Tarot Joie
A dix heures quinze, le baromètre était à 19 pouces,
et le thermomètre à 3 degrés au-dessus de zéro.
Se sentant envahi par tous les malaises dus à la raréfaction
de l'air, l'aéronaute se hâta de commencer ses expériences
et constata « que l'électricité des nuages obtenue trois
fois était toujours vitrée ».
Cependant, bien que fort incommodés, ils continuaient à monter,
le froid augmentait, leurs oreilles bourdonnaient, leur anxiété
devenait intolérable. La douleur qu'ils éprouvaient «
avait quelque chose de semblable à celle qu'on ressent lorsqu'on plonge
la tête dans l'eau. Nos poitrines paraissaient dilatées et manquaient
de ressort, mon pouls était précipité. Celui de M. Lhoest
l'était moins. Il avait, ainsi que moi, les lèvres grosses,
les yeux saignants, toutes les veines étaient arrondies et se dessinaient
en relief sur mes mains. Le froid se portait tellement à la tête
qu'il me fit remarquer que son chapeau lui paraissait trop étroit...
« ... Le thermomètre descendit à 5 degrés et demi
au-dessous de glace, tandis que le baromètre était à
12 pouces 4/100. A peine me trouvai-je dans cette atmosphère que le
malaise augmenta ; j'étais dans une apathie morale et physique. Nous
pouvions à peine nous défendre d'un assoupissement que nous
redoutions comme la mort...
« ... c'est un tirage de Tarot dans cet état, peu propre à des expériences
délicates, qu'il fallut commencer les observations que je me proposais...
»
Les opinions scientifiques émises par Robertson rencontrèrent
une vive opposition parmi les savants du monde entier. Or, pour démontrer
l'exactitude de ses observations, l'aéronaute, accompagné d'un
savant russe représentant l'Académie de Saint-Pétersbourg,
M. Zuccharoff, firent à Moscou une nouvelle ascension et renouvelèrent
pendant plusieurs heures les expériences de Robertson.
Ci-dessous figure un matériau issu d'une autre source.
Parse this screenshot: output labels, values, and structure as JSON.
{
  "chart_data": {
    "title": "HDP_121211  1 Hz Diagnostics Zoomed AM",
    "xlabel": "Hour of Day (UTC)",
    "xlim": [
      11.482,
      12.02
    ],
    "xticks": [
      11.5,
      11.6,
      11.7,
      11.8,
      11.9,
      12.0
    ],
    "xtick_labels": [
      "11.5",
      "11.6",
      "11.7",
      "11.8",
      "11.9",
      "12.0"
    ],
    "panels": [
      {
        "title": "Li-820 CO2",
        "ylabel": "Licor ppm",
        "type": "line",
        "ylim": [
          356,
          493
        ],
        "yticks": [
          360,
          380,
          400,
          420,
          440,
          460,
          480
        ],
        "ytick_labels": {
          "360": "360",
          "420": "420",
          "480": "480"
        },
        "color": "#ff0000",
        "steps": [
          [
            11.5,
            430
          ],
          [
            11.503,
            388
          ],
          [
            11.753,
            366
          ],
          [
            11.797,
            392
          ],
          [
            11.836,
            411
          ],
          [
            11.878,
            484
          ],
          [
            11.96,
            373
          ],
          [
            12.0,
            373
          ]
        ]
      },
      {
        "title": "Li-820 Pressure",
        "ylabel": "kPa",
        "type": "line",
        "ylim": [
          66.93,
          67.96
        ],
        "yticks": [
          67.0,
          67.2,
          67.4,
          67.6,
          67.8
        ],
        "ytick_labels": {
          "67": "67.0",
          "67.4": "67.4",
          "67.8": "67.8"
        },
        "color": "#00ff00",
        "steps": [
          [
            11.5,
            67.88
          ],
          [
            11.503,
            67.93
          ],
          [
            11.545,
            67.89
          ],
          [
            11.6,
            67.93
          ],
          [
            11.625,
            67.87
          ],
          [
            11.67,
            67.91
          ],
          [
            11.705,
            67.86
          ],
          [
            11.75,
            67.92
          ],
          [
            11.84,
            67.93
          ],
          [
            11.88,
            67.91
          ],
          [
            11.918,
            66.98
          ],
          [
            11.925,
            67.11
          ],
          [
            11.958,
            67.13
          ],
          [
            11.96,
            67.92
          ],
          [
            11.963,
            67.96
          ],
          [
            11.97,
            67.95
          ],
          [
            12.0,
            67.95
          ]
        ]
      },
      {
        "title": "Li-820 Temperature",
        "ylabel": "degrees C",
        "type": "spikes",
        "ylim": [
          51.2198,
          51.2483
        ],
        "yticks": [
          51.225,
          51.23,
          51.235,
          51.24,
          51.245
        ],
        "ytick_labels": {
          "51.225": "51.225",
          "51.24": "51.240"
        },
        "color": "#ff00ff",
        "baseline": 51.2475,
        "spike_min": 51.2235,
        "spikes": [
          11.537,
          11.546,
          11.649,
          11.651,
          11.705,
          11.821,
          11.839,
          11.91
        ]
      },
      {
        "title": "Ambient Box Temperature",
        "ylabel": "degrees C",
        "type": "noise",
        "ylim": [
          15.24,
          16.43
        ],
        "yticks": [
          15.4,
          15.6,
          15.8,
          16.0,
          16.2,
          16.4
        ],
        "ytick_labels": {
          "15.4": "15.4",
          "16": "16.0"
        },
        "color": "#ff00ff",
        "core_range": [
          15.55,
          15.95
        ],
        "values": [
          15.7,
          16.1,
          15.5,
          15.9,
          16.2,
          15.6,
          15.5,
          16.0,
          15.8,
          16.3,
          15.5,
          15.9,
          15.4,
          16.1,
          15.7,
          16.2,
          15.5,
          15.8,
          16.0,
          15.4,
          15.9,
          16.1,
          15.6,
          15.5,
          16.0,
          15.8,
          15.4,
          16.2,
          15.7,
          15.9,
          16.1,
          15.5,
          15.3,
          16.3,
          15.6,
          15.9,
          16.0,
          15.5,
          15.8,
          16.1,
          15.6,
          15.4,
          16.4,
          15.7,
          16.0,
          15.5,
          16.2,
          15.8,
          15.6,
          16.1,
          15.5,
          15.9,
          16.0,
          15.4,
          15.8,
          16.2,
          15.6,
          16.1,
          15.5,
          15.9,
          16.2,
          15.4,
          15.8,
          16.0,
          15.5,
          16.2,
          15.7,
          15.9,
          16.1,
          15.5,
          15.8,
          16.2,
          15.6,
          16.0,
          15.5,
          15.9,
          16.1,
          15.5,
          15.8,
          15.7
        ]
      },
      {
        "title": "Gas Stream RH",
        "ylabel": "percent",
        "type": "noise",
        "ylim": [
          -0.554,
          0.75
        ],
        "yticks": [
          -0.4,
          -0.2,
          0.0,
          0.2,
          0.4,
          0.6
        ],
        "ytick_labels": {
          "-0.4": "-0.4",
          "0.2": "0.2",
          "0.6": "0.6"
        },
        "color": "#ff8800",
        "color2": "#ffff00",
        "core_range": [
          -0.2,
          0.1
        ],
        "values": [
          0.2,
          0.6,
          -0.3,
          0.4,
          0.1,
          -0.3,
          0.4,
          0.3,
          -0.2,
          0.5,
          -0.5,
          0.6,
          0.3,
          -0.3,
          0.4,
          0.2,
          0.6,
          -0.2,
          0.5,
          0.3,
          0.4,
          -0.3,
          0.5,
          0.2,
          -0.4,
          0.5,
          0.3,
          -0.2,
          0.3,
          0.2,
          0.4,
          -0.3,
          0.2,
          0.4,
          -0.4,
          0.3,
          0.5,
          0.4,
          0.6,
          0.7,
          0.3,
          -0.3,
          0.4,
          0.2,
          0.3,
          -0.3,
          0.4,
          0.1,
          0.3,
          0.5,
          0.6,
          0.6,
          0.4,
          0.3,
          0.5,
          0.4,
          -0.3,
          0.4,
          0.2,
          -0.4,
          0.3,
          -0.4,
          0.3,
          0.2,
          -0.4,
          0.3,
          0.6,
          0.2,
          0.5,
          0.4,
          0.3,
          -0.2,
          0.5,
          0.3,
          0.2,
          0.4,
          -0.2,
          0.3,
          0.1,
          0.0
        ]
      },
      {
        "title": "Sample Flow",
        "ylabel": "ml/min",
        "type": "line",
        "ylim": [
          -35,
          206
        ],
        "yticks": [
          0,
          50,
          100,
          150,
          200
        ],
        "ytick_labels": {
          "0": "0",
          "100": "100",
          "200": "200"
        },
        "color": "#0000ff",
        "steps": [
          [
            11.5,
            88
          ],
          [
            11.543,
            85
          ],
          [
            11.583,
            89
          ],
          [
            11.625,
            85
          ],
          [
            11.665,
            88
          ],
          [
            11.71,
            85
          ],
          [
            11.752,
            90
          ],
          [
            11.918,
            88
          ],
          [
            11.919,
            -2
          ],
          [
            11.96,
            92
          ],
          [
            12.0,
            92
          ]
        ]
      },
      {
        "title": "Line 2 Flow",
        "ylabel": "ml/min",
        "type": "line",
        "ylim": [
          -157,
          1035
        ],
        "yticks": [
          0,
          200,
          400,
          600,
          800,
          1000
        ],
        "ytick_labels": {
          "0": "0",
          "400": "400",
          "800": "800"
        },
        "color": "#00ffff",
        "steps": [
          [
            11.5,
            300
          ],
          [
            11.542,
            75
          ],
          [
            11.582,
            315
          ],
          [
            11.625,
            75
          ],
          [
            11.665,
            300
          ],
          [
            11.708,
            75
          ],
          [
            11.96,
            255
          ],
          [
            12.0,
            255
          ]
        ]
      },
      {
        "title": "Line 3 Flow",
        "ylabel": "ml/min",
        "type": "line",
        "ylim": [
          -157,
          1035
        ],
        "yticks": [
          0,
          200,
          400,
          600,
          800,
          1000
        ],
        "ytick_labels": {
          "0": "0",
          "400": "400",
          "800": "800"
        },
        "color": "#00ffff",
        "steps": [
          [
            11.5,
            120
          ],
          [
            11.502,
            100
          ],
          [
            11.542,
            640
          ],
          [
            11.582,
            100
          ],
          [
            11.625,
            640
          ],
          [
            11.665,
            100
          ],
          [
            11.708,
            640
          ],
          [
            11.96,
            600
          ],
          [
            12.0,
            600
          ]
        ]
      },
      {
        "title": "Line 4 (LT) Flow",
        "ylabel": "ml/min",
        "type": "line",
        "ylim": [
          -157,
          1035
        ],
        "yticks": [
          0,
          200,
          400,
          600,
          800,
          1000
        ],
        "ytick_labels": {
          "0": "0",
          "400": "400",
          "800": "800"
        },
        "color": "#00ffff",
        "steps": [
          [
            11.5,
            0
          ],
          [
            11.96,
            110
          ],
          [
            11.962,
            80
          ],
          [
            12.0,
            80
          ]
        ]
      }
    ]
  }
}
M. Zuccharoff confirma plusieurs des assertions du Flamand, surtout celles
relatives à l'affaiblissement graduel de l'action magnétique
de la terre.
Mais après cette épreuve nouvelle, la lutte recommença
plus violente et plus acharnée parmi les hommes de science. A Paris,
les membres de l'Institut se divisèrent en deux camps, qui auraient
bien longtemps discuté si Laplace n'avait proposé, au cours
d'une séance, de faire de nouvelles expériences.
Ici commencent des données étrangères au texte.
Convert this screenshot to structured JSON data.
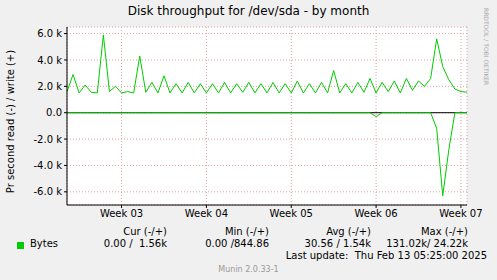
{
  "chart_data": {
    "type": "line",
    "title": "Disk throughput for /dev/sda - by month",
    "y_label": "Pr second read (-) / write (+)",
    "categories": [
      null,
      null,
      null,
      null,
      null,
      null,
      null,
      null,
      null,
      "Week 03",
      null,
      null,
      null,
      null,
      null,
      null,
      null,
      null,
      null,
      null,
      null,
      null,
      null,
      "Week 04",
      null,
      null,
      null,
      null,
      null,
      null,
      null,
      null,
      null,
      null,
      null,
      null,
      null,
      "Week 05",
      null,
      null,
      null,
      null,
      null,
      null,
      null,
      null,
      null,
      null,
      null,
      null,
      null,
      "Week 06",
      null,
      null,
      null,
      null,
      null,
      null,
      null,
      null,
      null,
      null,
      null,
      null,
      null,
      "Week 07",
      null
    ],
    "series": [
      {
        "name": "Bytes",
        "color": "#00cc00",
        "values": [
          1600,
          2900,
          1500,
          2100,
          1550,
          1500,
          5900,
          1600,
          2000,
          1500,
          1600,
          1500,
          4300,
          1550,
          2300,
          1500,
          2800,
          1500,
          2200,
          1500,
          2300,
          1500,
          2200,
          1500,
          2200,
          1500,
          2300,
          1500,
          2200,
          1550,
          2300,
          1500,
          2200,
          1500,
          2300,
          1500,
          2200,
          1500,
          2400,
          1500,
          2200,
          1500,
          2300,
          1500,
          3200,
          1500,
          2200,
          1500,
          2300,
          1550,
          2600,
          1500,
          2300,
          1600,
          2400,
          1500,
          2600,
          1700,
          2400,
          2000,
          2600,
          5600,
          3500,
          2500,
          1800,
          1600,
          1560
        ],
        "read_values": [
          0,
          0,
          0,
          0,
          0,
          0,
          0,
          0,
          0,
          0,
          0,
          0,
          0,
          0,
          0,
          0,
          0,
          0,
          0,
          0,
          0,
          0,
          0,
          0,
          0,
          0,
          0,
          0,
          0,
          0,
          0,
          0,
          0,
          0,
          0,
          0,
          0,
          0,
          0,
          0,
          0,
          0,
          0,
          0,
          0,
          0,
          0,
          0,
          0,
          0,
          0,
          -300,
          0,
          0,
          0,
          0,
          0,
          0,
          0,
          0,
          0,
          -1200,
          -6300,
          -2800,
          0,
          0,
          0
        ]
      }
    ],
    "ylim": [
      -7000,
      6500
    ],
    "yticks": [
      {
        "value": -6000,
        "label": "-6.0 k"
      },
      {
        "value": -4000,
        "label": "-4.0 k"
      },
      {
        "value": -2000,
        "label": "-2.0 k"
      },
      {
        "value": 0,
        "label": "0.0"
      },
      {
        "value": 2000,
        "label": "2.0 k"
      },
      {
        "value": 4000,
        "label": "4.0 k"
      },
      {
        "value": 6000,
        "label": "6.0 k"
      }
    ],
    "grid": true,
    "legend_table": {
      "columns": [
        "Cur (-/+)",
        "Min (-/+)",
        "Avg (-/+)",
        "Max (-/+)"
      ],
      "rows": [
        {
          "label": "Bytes",
          "cells": [
            "0.00 /  1.56k",
            "0.00 /844.86",
            "30.56 / 1.54k",
            "131.02k/ 24.22k"
          ]
        }
      ]
    },
    "footer": "Last update:  Thu Feb 13 05:25:00 2025",
    "credit": "Munin 2.0.33-1",
    "watermark": "RRDTOOL / TOBI OETIKER"
  }
}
Biot et Gay-Lussac, professeurs de physique, furent choisis pour cette épreuve.
L'ascension, une des plus célèbres qui aient jamais été
faites, eut lieu le 20 août 1804.
« Notre but principal, écrivait quelques jours plus tard Biot
dans un rapport à l'Académie des sciences, était d'examiner
si la propriété magnétique éprouve quelque diminution
appréciable quand on s'éloigne de la terre. Saussure, d'après
des expériences faites sur le col du Géant, à 3 435 mètres
de hauteur, avait cru y reconnaître un affaiblissement très sensible
qu'il évaluait à 1/5. Quelques physiciens avaient même
annoncé que cette propriété se perd entièrement
quand on s'éloigne de la terre dans un aérostat.